Handling Change Orders & New Items

Handling Change Orders & New Items

Megan Sullivan

While the final building project matters most, we all know that clients are also buying a building experience.

For that experience to be smooth and successful, we recommend using a consistent process for handling new choices that come up during the design and construction process.

Here's the heart of it: Any decision that affects the outcome of that project belongs on the Specs & Selections.

The selections process involves presenting options, refining choices, discussing them, and getting signoff. Whether it's picking a wall color or changing the plans to add a new wall, both things go through that process. And we've crafted the Specs & Selections page for you to do all of those things easily, in one spot.

At the end of the day, you then have a complete record, on one page, of everything everyone decided.

Now, isn't that a nice change from the pre-CoConstruct days?

Of course, sometimes one of those choices results in a change in scope or a change in cost. That's when that selection item becomes a line item on a formal change order.

Now, you could just skip the whole selection and just create an change order by typing in everything there. But, consider this situation (based on a true story from a builder in Colorado):

He's building for a couple. The husband wants a "man zone" in the garage. He has his workshop table there. He's got a flat screen mounted for watching the game with his buds. Speaking of Buds, he's got an extra outlet for the beer fridge.

But what goes in must come out.

So he asks for the builder to price out adding a mudroom.

The builder draws it up. The client sees it, and (shockingly) it's more than the client wants to spend.

Contractors complain about "champagne taste on a beer budget." Apparently "beer on a beer budget" is a problem, too.

Anyway, do you know what solution they reached?

They got one of those fiberglass basin sinks and cut off all but a few inches of the legs. Why? Well, that made it just the right height for the husband and his b-e-e-r (said in a Homer Simpson voice) buddies to stand over it, in the garage, and relieve themselves into the sink.

Seriously. True story. We couldn't make this up if we tried.

Client was happy. Builder was happy. Friends' bladders were happy.

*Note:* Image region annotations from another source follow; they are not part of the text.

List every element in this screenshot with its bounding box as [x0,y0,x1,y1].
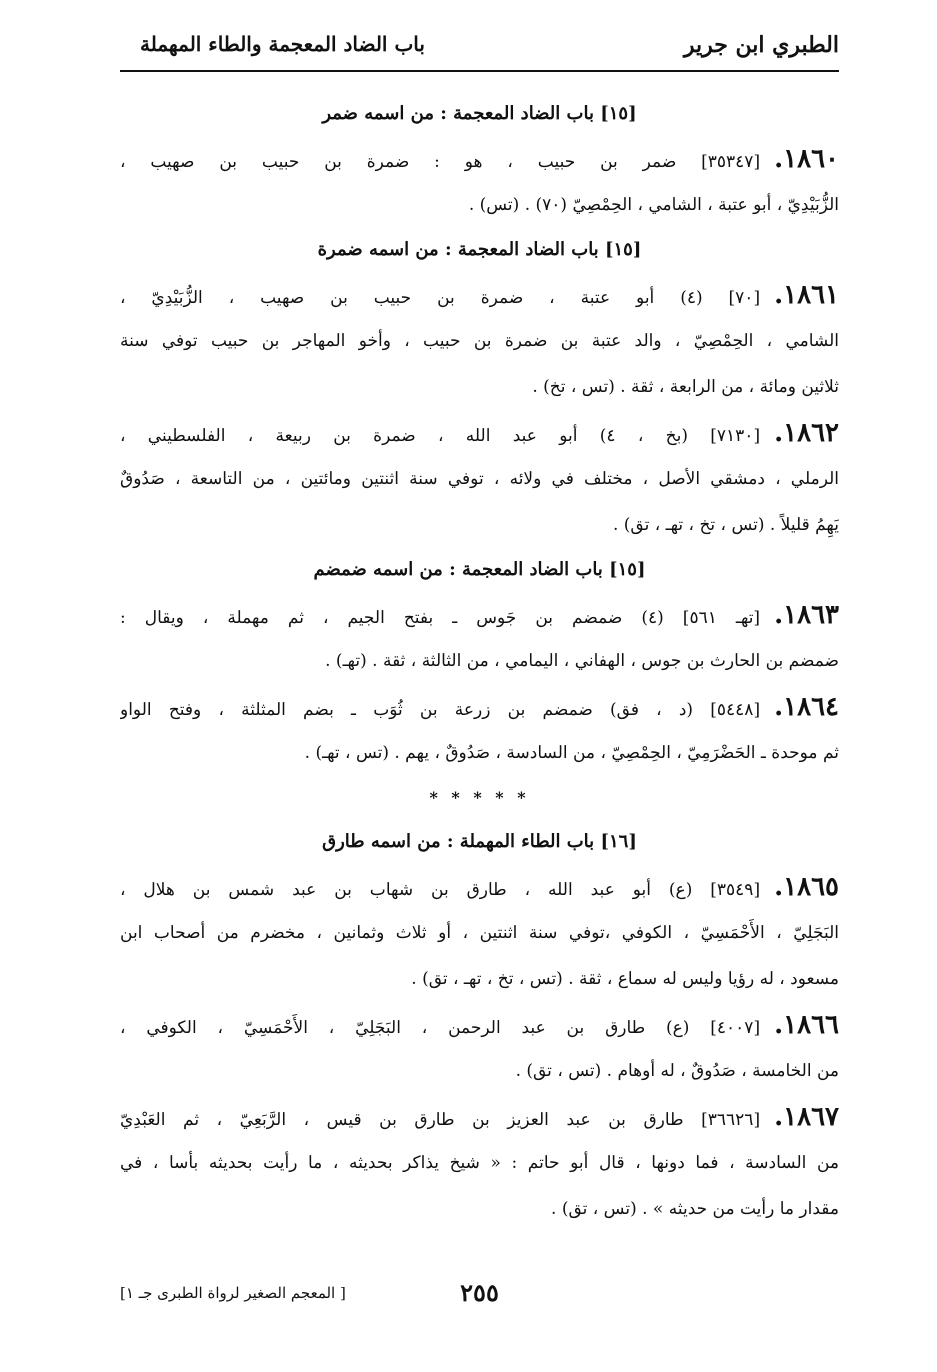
entry-text: البَجَلِيّ ، الأَحْمَسِيّ ، الكوفي ،توفي سنة اثنتين ، أو ثلاث وثمانين ، مخضرم من أصحاب ابن [120,923,839,943]
entry-line [120,1048,839,1094]
narrator-entry [120,1002,839,1094]
entry-text: من السادسة ، فما دونها ، قال أبو حاتم : « شيخ يذاكر بحديثه ، ما رأيت بحديثه بأسا ، في [120,1153,839,1173]
book-title: الطبري ابن جرير [683,32,839,58]
entry-text: [٥٤٤٨] (د ، فق) ضمضم بن زرعة بن ثُوَب ـ بضم المثلثة ، وفتح الواو [120,700,761,720]
entry-text: [٣٦٦٢٦] طارق بن عبد العزيز بن طارق بن قيس ، الرَّبَعِيّ ، ثم العَبْدِيّ [120,1110,761,1130]
entry-text: ثم موحدة ـ الحَضْرَمِيّ ، الحِمْصِيّ ، من السادسة ، صَدُوقٌ ، يهم . (تس ، تهـ) . [304,743,839,763]
narrator-entry [120,864,839,1002]
entry-line [120,502,839,548]
entry-number: ١٨٦٥. [774,872,839,902]
entry-text: [٧٠] (٤) أبو عتبة ، ضمرة بن حبيب بن صهيب ، الزُّبَيْدِيّ ، [120,288,761,308]
entry-line [120,364,839,410]
entry-line [120,956,839,1002]
entry-line [120,1186,839,1232]
entry-text: [٧١٣٠] (بخ ، ٤) أبو عبد الله ، ضمرة بن ربيعة ، الفلسطيني ، [120,426,761,446]
section-heading: [١٦] باب الطاء المهملة : من اسمه طارق [322,831,637,852]
narrator-entry [120,1094,839,1232]
section-heading: [١٥] باب الضاد المعجمة : من اسمه ضمر [322,103,637,124]
entry-text: مسعود ، له رؤيا وليس له سماع ، ثقة . (تس ، تخ ، تهـ ، تق) . [411,969,839,989]
entry-number: ١٨٦٧. [774,1102,839,1132]
page-body [120,92,839,1232]
entry-number: ١٨٦٢. [774,418,839,448]
entry-text: [تهـ ٥٦١] (٤) ضمضم بن جَوس ـ بفتح الجيم ، ثم مهملة ، ويقال : [120,608,761,628]
entry-line [120,136,839,182]
running-header [120,28,839,72]
entry-number: ١٨٦١. [774,280,839,310]
section-heading: [١٥] باب الضاد المعجمة : من اسمه ضمرة [317,239,642,260]
entry-text: من الخامسة ، صَدُوقٌ ، له أوهام . (تس ، تق) . [515,1061,839,1081]
entry-text: [٣٥٤٩] (ع) أبو عبد الله ، طارق بن شهاب بن عبد شمس بن هلال ، [120,880,761,900]
chapter-title: باب الضاد المعجمة والطاء المهملة [140,32,425,56]
entry-number: ١٨٦٣. [774,600,839,630]
entry-line [120,910,839,956]
page-footer [120,1276,839,1316]
entry-text: يَهِمُ قليلاً . (تس ، تخ ، تهـ ، تق) . [612,515,839,535]
entry-text: الزُّبَيْدِيّ ، أبو عتبة ، الشامي ، الحِمْصِيّ (٧٠) . (تس) . [468,195,839,215]
entry-line [120,864,839,910]
entry-line [120,638,839,684]
footer-book-label: [ المعجم الصغير لرواة الطبرى جـ ١] [120,1284,346,1302]
entry-number: ١٨٦٤. [774,692,839,722]
entry-line [120,456,839,502]
entry-line [120,410,839,456]
narrator-entry [120,684,839,776]
entry-line [120,684,839,730]
entry-text: ضمضم بن الحارث بن جوس ، الهفاني ، اليمامي ، من الثالثة ، ثقة . (تهـ) . [325,651,839,671]
entry-line [120,182,839,228]
narrator-entry [120,410,839,548]
section-separator: * * * * * [429,788,530,807]
narrator-entry [120,272,839,410]
narrator-entry [120,592,839,684]
entry-text: [٤٠٠٧] (ع) طارق بن عبد الرحمن ، البَجَلِيّ ، الأَحْمَسِيّ ، الكوفي ، [120,1018,761,1038]
entry-text: الشامي ، الحِمْصِيّ ، والد عتبة بن ضمرة بن حبيب ، وأخو المهاجر بن حبيب توفي سنة [120,331,839,351]
entry-text: [٣٥٣٤٧] ضمر بن حبيب ، هو : ضمرة بن حبيب بن صهيب ، [120,152,761,172]
section-heading: [١٥] باب الضاد المعجمة : من اسمه ضمضم [313,559,646,580]
entry-line [120,1094,839,1140]
entry-text: مقدار ما رأيت من حديثه » . (تس ، تق) . [551,1199,839,1219]
entry-number: ١٨٦٠. [774,144,839,174]
entry-text: ثلاثين ومائة ، من الرابعة ، ثقة . (تس ، تخ) . [532,377,839,397]
entry-number: ١٨٦٦. [774,1010,839,1040]
entry-line [120,1002,839,1048]
page-number: ٢٥٥ [460,1278,499,1307]
entry-line [120,592,839,638]
entry-line [120,1140,839,1186]
entry-line [120,318,839,364]
narrator-entry [120,136,839,228]
entry-line [120,272,839,318]
entry-text: الرملي ، دمشقي الأصل ، مختلف في ولائه ، توفي سنة اثنتين ومائتين ، من التاسعة ، صَدُوقٌ [120,469,839,489]
entry-line [120,730,839,776]
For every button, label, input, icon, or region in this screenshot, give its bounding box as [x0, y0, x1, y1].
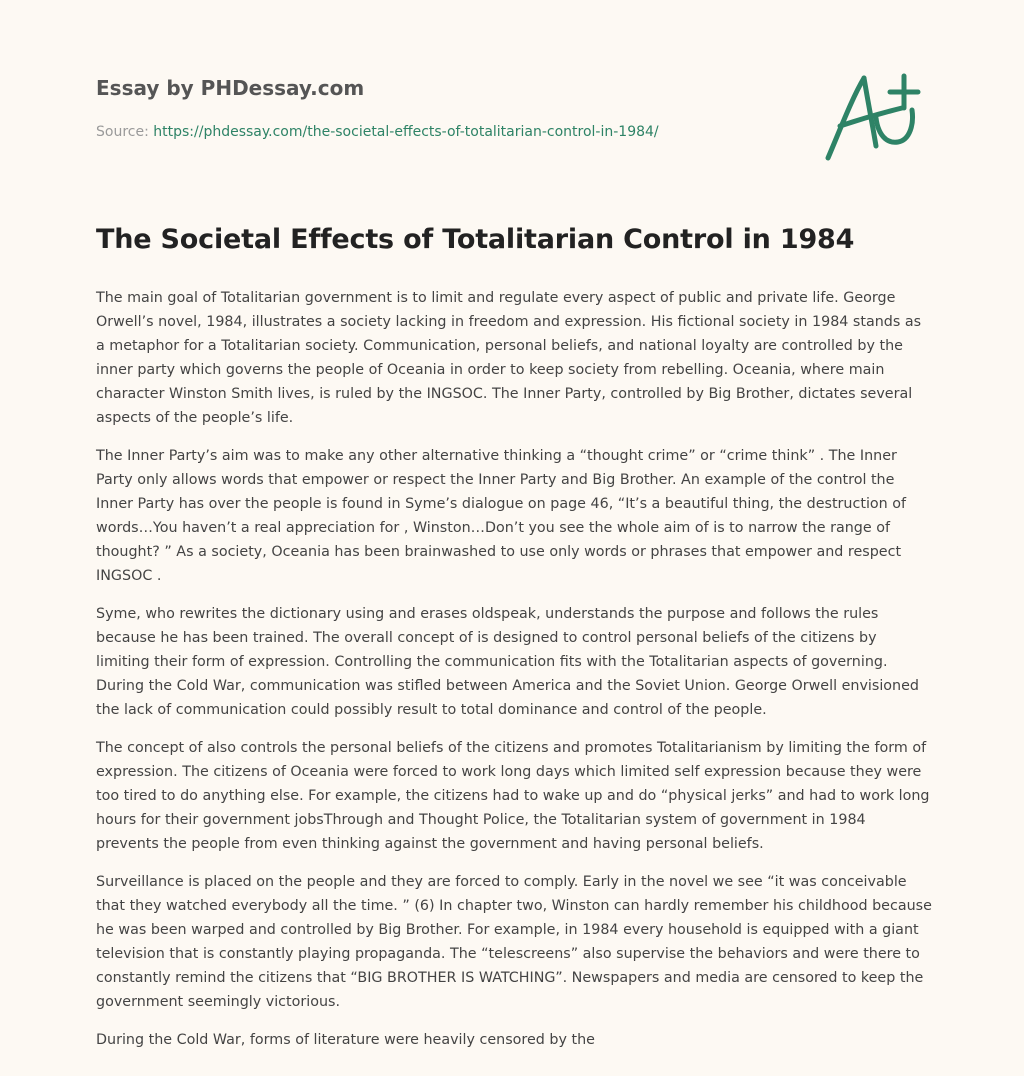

That's the backstory. So how would this play out in CoConstruct? Take a look:

#1 - The Selection Way

1. Builder adds a new selection item for the mudroom, complete with a price and a drawing attached as a PDF.
2. Client adds a comment that it costs too much.
3. Builder and client trade some comments as they brainstorm the "brilliant" sawed-off sink idea.
4. Builder edits the selection item with a choice that includes a description and the price for the sink, rough-in, and faucet.
5. Client makes the choice on the selection item.
6. Husband's wife gets an email so she knows what her husband just chose to do. If she wants to kill it at that point, she could.
7. When he's ready, the builder eventually adds that selection to a change order on the Financials Summary page.
8. The client signs off (and even pays for it on the spot if you place it on a CoConstruct invoice with electronic payment options)
In the end, the entire progression of the conversation, pricing, and drawings is in one place on the selection sheet.


#2 - The Straight-to-the-change-order Way

1. Builder prices the mudroom and creates a formal change order with the description and drawings.
2. Client declines it because of the price.
3. Builder and client need to discuss other options, but since they can't add comments to change orders, they end up doing it on the Messages page.
4. But, there are some other messages intertwined, so the conversation gets a bit jumbled. It takes longer to reach a solution.
5. The builder eventually creates another change order for the sink and hopes that looks OK to the client.
6. Luckily, it does, and the client approves it.

In the end, you still got signoff, but the history of that process is now scattered between a declined change order, an approved change order, and some randomly interspersed entries on the Messages page.

See why we think it's cleaner to hash it all out in a selection first?

Now, it's up to you. And there are situations, like unforeseen conditions, where it makes sense to jump straight to a change order and use the "Extra Charge" line to put in the details.

"Surprise. Your subfloor is rotten! Either we replace it and finish redoing your bath or leave one heck of a mess behind."

Yeah, that one doesn't need much back-and-forth on a selection. Go ahead and just do a change order.

It's probably a mind shift for you to start every decision - change or not - on the specs and selections. But, give it a try. We think you'll find it's a big change for the better.